With Joan’s passing in 2013 the Alfred & Joan Robertshaw Memorial Fund continues to support the couple’s passion for community theatre as well as heritage preservation efforts in Hamilton.  This year’s recipients included Hamilton Theatre Inc., Players’ Guild of Hamilton Inc., Theatre Ancaster and Village Theatre Waterdown.

“We really believe in community building,” says Village Theatre president Corrie Giles. “We want Waterdown to be a vibrant place where people can find their entertainment close to home.”  Village Theatre has used its grant to build a new website, rent costumes from Stratford, support a bursary for Waterdown high school drama students, create banners and signs, construct the set of an English country house, and purchase equipment. They also plan to host a professional workshop for young sound and lighting technicians.

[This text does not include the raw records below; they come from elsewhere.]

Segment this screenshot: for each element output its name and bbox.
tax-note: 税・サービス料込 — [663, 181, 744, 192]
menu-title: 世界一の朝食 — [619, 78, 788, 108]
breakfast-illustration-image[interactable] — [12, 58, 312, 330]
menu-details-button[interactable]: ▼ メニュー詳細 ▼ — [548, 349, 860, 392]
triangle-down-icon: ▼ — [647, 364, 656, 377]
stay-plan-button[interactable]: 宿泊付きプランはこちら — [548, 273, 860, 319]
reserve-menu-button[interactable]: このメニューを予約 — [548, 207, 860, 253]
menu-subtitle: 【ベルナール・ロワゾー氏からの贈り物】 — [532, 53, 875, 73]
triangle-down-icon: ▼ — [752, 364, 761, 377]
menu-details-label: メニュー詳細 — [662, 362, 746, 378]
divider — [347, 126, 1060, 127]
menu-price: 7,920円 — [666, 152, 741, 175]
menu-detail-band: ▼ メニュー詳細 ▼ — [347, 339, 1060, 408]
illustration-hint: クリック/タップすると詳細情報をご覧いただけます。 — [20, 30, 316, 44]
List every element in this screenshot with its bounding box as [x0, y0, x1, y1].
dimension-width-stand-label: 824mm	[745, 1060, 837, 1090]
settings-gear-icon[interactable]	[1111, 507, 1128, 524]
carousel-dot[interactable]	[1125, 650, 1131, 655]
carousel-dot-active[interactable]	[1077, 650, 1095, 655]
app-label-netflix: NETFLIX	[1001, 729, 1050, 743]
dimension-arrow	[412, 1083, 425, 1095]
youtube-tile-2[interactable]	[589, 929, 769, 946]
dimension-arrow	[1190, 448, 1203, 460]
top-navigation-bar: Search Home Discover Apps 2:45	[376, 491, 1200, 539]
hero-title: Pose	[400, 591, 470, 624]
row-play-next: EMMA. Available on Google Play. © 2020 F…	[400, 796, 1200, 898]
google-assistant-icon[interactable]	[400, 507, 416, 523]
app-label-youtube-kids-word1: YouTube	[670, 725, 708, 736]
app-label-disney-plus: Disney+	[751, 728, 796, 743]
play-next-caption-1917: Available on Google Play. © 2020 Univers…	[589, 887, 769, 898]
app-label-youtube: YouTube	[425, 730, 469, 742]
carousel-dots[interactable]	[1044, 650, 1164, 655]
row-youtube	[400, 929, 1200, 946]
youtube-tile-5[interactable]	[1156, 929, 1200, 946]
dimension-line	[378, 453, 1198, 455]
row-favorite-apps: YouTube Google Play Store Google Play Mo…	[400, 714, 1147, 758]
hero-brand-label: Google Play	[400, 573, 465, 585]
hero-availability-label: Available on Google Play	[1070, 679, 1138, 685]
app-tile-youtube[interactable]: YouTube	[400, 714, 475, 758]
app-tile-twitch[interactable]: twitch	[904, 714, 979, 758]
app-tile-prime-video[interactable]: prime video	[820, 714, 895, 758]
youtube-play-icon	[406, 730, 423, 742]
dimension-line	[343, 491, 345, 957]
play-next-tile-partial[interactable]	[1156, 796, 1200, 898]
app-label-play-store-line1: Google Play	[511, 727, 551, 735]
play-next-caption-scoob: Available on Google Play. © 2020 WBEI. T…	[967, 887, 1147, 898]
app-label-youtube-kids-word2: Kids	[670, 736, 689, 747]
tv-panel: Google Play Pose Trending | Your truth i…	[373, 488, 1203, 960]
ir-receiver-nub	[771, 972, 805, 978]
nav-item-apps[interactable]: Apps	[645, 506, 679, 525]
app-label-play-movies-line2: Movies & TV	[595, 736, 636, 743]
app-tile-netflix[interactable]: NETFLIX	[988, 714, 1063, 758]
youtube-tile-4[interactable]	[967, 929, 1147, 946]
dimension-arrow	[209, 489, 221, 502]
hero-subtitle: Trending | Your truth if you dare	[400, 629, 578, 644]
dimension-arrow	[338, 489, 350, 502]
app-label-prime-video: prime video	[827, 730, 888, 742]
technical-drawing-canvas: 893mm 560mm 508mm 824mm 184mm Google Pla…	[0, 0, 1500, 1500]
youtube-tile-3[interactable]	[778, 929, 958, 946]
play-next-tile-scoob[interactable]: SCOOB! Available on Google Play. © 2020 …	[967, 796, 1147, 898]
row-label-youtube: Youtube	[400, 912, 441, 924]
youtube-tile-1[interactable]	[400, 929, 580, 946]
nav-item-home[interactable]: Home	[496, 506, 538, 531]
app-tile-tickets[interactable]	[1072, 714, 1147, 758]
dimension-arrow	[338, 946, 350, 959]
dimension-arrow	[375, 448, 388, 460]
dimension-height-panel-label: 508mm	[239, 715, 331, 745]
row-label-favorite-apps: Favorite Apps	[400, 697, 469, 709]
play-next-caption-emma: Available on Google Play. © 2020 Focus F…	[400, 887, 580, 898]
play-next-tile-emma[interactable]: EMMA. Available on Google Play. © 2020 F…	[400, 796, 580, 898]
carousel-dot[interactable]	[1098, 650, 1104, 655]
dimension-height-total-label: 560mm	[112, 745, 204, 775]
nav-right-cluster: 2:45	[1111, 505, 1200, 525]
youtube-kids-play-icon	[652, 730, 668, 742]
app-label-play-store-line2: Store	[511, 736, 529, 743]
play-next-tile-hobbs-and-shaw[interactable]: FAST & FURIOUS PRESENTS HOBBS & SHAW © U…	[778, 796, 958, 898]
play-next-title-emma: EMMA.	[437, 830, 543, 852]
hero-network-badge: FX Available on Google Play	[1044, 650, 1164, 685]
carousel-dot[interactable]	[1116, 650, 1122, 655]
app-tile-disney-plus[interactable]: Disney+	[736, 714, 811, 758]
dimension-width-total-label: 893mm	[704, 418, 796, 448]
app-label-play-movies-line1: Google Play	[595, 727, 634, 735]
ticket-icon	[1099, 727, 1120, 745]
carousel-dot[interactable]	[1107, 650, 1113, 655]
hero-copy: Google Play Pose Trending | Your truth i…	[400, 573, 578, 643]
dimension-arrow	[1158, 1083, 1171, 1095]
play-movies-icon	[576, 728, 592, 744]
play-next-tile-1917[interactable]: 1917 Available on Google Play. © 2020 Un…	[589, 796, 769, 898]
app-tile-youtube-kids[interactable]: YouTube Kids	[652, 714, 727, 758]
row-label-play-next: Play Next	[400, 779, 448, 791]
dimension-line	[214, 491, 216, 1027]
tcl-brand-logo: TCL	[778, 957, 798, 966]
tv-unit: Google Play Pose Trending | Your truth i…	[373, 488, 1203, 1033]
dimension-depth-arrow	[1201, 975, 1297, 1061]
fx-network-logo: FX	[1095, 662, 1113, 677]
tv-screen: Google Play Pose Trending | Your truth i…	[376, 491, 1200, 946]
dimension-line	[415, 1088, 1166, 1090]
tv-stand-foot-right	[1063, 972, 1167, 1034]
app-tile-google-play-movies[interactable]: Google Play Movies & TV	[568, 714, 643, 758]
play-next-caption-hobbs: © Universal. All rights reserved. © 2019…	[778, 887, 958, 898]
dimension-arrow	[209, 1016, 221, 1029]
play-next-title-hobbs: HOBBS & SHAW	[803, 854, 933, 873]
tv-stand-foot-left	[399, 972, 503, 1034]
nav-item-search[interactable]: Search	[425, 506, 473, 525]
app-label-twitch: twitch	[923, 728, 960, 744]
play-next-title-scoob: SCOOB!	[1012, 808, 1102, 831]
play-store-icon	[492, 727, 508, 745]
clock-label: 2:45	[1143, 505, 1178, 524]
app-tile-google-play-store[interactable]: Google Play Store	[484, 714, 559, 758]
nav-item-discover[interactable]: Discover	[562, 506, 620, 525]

Attracting the next generation is a priority. “We take our development role quite seriously, but we haven’t always had the money to do it,” Corrie says. Village Theatre encourages high school students to complete their volunteer hours learning makeup, set construction, and the technical booth. A recent production had two Grade 9 boys learning how to work the lighting board alongside a woman in her 60s. Over the 43 years that Village Theatre has existed, a number of volunteers have gone on to local and national careers in theatre.

“When the community foundation gives us money, many people share the benefits,” Corrie says. “And because it is an operating grant, we have the flexibility to use it where it’s needed. We can make it go a long way.”

Excerpt from 2018 Annual Report

Keeping women and children safe, in Jared’s memory

Anne (not her real name) is a respected professional in our community. She is also a victim of domestic violence who fled her abuser, only to become locked in a succession of legal battles that have put her $100,000 in debt. No longer able to afford a lawyer, today she represents herself in court, cross-examining her abuser in order to protect her children, her job, her home and her name. But thanks to Jared’s Place, she’s not alone.

Jared’s Place helps women experiencing violence and abuse navigate the legal system, whether it’s an immigration, family, child protection, civil, housing or criminal matter. The free program is named after Jared Osidacz, an eight-year-old boy who was killed by his father while on an unsupervised court-ordered access visit.

“Jared’s mom went through the system and no one was helping her,” says Nancy Smith, executive director of Interval House of Hamilton. “That’s why she let us name the program after Jared.”

The program relies on grants and community donations. Funding from HCF helps support the legal advocate, who is a specialist in violence against women and is well versed in the legal system. The advocate can clarify a woman’s rights, provide information, attend court, review court orders, help with paperwork and make lawyer referrals. Safety planning is the first priority. Almost as important is building a woman’s confidence to engage with people and institutions that have power, since perpetrators often try to manipulate the system to continue the abuse.

The legal advocate is also a witness. Before Anne knew about Jared’s Place, her abuser tried to run her down outside the courthouse. Now, Anne is never alone at court and she always has someone to call.

“Jared’s Place offers a woman hope,” Nancy says. “In a traumatic situation one’s clarity isn’t there, but the legal advocate is—every step of the way, if that’s what a woman wants.”